Illinois' supreme court overturns state's 2013 pension reform law

NEW YORK/CHICAGO (Reuters) - The Illinois Supreme Court on Friday voided the state’s 2013 pension reform law, in a ruling hailed as a win for retired state workers and public employees, but one that also raises the prospect the state’s dire finances will deteriorate further.

Illinois has the worst-funded pension system and the lowest credit ratings of all 50 states and has contended that pension costs are making it difficult to fund services such as healthcare and public safety.

The 2013 law was aimed at easing a $105 billion unfunded pension liability and the state’s annual pension contributions.

“Crisis is not an excuse to abandon the rule of law,” the supreme court said in its ruling. “It is a summons to defend it.”

The court said that while Illinois faced significant financial challenges, it had an obligation to ensure the state constitution, which protects public worker pensions, was followed.

The state had contended the legislature was entitled to invoke police powers, in which a state has authority to make changes for the good of its citizens, to solve a fiscal emergency. However, the court called the state’s “police powers” defense “fatally flawed.”

The ruling was a victory for unions who had fought to protect pensions.

“We are thankful that the Supreme Court has unanimously upheld the will of the people, overturned this unfair and unconstitutional law, and protected the hard-earned life savings of teachers, police, fire fighters, nurses, caregivers and other public service workers and retirees,” said Michael T. Carrigan, president of Illinois AFL on behalf of the We Are One Illinois union coalition.

Some Illinois state bonds fell following the ruling, with general obligation bonds falling to 105.901 cents from 109.983 cents.
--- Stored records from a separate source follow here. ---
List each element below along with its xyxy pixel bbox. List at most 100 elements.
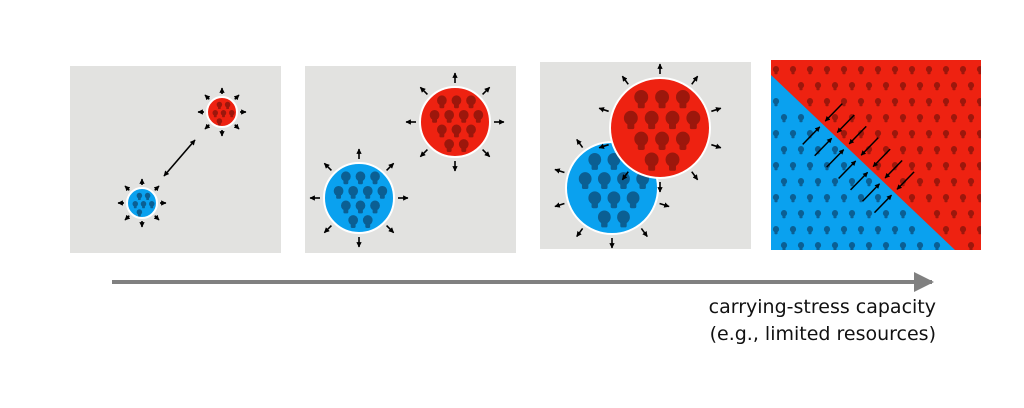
caption-line-2: (e.g., limited resources) <box>709 323 936 345</box>
cell-icon <box>950 114 958 123</box>
cell-icon <box>925 98 933 107</box>
cell-icon <box>229 109 235 118</box>
cell-icon <box>865 146 873 155</box>
pressure-arrow-icon <box>576 227 584 238</box>
cell-icon <box>216 118 223 126</box>
cell-icon <box>925 162 933 171</box>
cell-icon <box>950 178 958 187</box>
cell-icon <box>967 210 975 219</box>
pressure-arrow-icon <box>386 225 395 234</box>
cell-icon <box>675 89 690 109</box>
pressure-arrow-icon <box>873 194 893 214</box>
cell-icon <box>959 66 967 75</box>
cell-icon <box>831 242 839 250</box>
cell-icon <box>959 130 967 139</box>
cell-icon <box>985 178 991 186</box>
cell-icon <box>840 130 848 139</box>
cell-icon <box>848 82 856 91</box>
population-circle <box>117 178 167 228</box>
cell-icon <box>806 98 814 107</box>
pressure-arrow-icon <box>802 126 821 145</box>
cell-icon <box>967 146 975 155</box>
cell-icon <box>942 194 950 203</box>
cell-icon <box>925 66 933 75</box>
cell-icon <box>437 124 447 138</box>
pressure-arrow-icon <box>233 94 240 101</box>
cell-icon <box>857 194 865 203</box>
pressure-arrow-icon <box>691 75 699 85</box>
cell-icon <box>857 98 865 107</box>
pressure-arrow-icon <box>124 185 131 192</box>
cell-icon <box>899 210 907 219</box>
pressure-arrow-icon <box>896 171 915 190</box>
pressure-arrow-icon <box>576 138 584 149</box>
cell-icon <box>848 210 856 219</box>
cell-icon <box>634 89 649 109</box>
cell-icon <box>865 178 873 187</box>
cell-icon <box>224 101 231 109</box>
cell-icon <box>985 210 991 218</box>
cell-icon <box>797 114 805 123</box>
axis-caption: carrying-stress capacity (e.g., limited … <box>709 294 936 348</box>
cell-icon <box>882 210 890 219</box>
cell-icon <box>814 178 822 187</box>
cell-icon <box>985 242 991 250</box>
pressure-arrow-icon <box>872 148 891 168</box>
cell-icon <box>933 178 941 187</box>
cell-icon <box>899 114 907 123</box>
cell-icon <box>959 98 967 107</box>
cell-icon <box>831 178 839 187</box>
cell-icon <box>665 110 680 130</box>
cell-icon <box>933 146 941 155</box>
cell-icon <box>686 110 701 130</box>
pressure-arrow-icon <box>323 162 332 171</box>
cell-icon <box>588 152 602 170</box>
population-circle <box>197 87 247 137</box>
cell-icon <box>458 139 469 152</box>
cell-icon <box>908 130 916 139</box>
cell-icon <box>617 210 630 228</box>
cell-icon <box>950 210 958 219</box>
cell-icon <box>874 194 882 203</box>
cell-icon <box>950 146 958 155</box>
cell-icon <box>891 130 899 139</box>
cell-icon <box>916 146 924 155</box>
pressure-arrow-icon <box>848 125 867 145</box>
cell-icon <box>623 110 638 130</box>
cell-icon <box>132 200 138 209</box>
cell-icon <box>976 226 981 235</box>
cell-icon <box>857 66 865 75</box>
population-circle <box>598 63 722 193</box>
stage-4-panel <box>771 60 991 250</box>
cell-icon <box>466 95 476 109</box>
cell-icon <box>789 66 797 75</box>
pressure-arrow-icon <box>153 185 160 192</box>
cell-icon <box>899 82 907 91</box>
cell-icon <box>797 82 805 91</box>
cell-icon <box>985 114 991 122</box>
pressure-arrow-icon <box>711 107 722 113</box>
cell-icon <box>865 114 873 123</box>
cell-icon <box>212 109 218 118</box>
cell-icon <box>370 171 380 185</box>
pressure-arrow-icon <box>204 123 211 130</box>
cell-icon <box>967 114 975 123</box>
cell-icon <box>814 82 822 91</box>
cell-icon <box>444 139 455 152</box>
pressure-arrow-icon <box>482 86 491 95</box>
stage-3-panel <box>540 62 751 249</box>
cell-icon <box>925 130 933 139</box>
cell-icon <box>916 178 924 187</box>
pressure-arrow-icon <box>659 202 670 208</box>
cell-icon <box>814 210 822 219</box>
cell-icon <box>942 162 950 171</box>
cell-icon <box>136 209 143 217</box>
cell-icon <box>341 171 351 185</box>
cell-icon <box>976 162 981 171</box>
cell-icon <box>789 194 797 203</box>
cell-icon <box>967 242 975 250</box>
pressure-arrow-icon <box>861 183 881 202</box>
cell-icon <box>933 82 941 91</box>
cell-icon <box>908 98 916 107</box>
cell-icon <box>136 192 143 200</box>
Chicago bonds maturing in 2021 fell to 96.384 cents, down from 99.300 cents.

“The court’s ruling could be the correct ruling of the law, but it’s not a feasible solution,” said David Tawil, president of Maglan Capital, New York, who does not own Illinois municipal bonds. “Eventually there is going to be a restructuring.”

Illinois’ reform law, enacted in December 2013, reduced and suspended cost-of-living increases for pensions, raised retirement ages and limited salaries on which pensions are based.

A state legislative commission reported in November that without the 2013 law, pension payments would jump to $7.6 billion in fiscal 2016 from $6.8 billion this year, reaching $16.3 billion in 2045. The unfunded liability would climb as well, topping out at $128.7 billion in 2029.

Governor Bruce Rauner, a critic of the 2013 law, has proposed his own pension reform plan that largely relies on a constitutional amendment that must be approved by voters.

Illinois Policy Institute CEO John Tillman said the ruling suggested that raising taxes would be the way to pay for pensions - which he said was a flawed premise.

“Raising taxes will not fix a broken system,” said Tillman. “The pension system is beyond repair, and there will never be enough money to fund it.”

Tillman said a 2011 temporary tax increase generated more than $31 billion, yet 90 cents out of every $1 collected from the tax increase went to pensions - “still was not enough to make the pension system whole.”

The ruling, which was unanimous according to the court papers, could also have negative ramifications for Chicago which cut pensions under a 2014 law and for attempts by the Chicago Public Schools and Cook County to seek benefit cuts to bolster their own retirement systems and relieve budget-busting pressures.

The ruling underscores the difficulty faced by some other states and local governments to rein in pension costs for current and retired workers.

“There are no winners today,” said Ty Fahner, president of the Civic Committee of The Commercial Club of Chicago. “If there’s any good news, it’s that Chicago and Illinois are resilient, and we’ve responded to great challenges before.”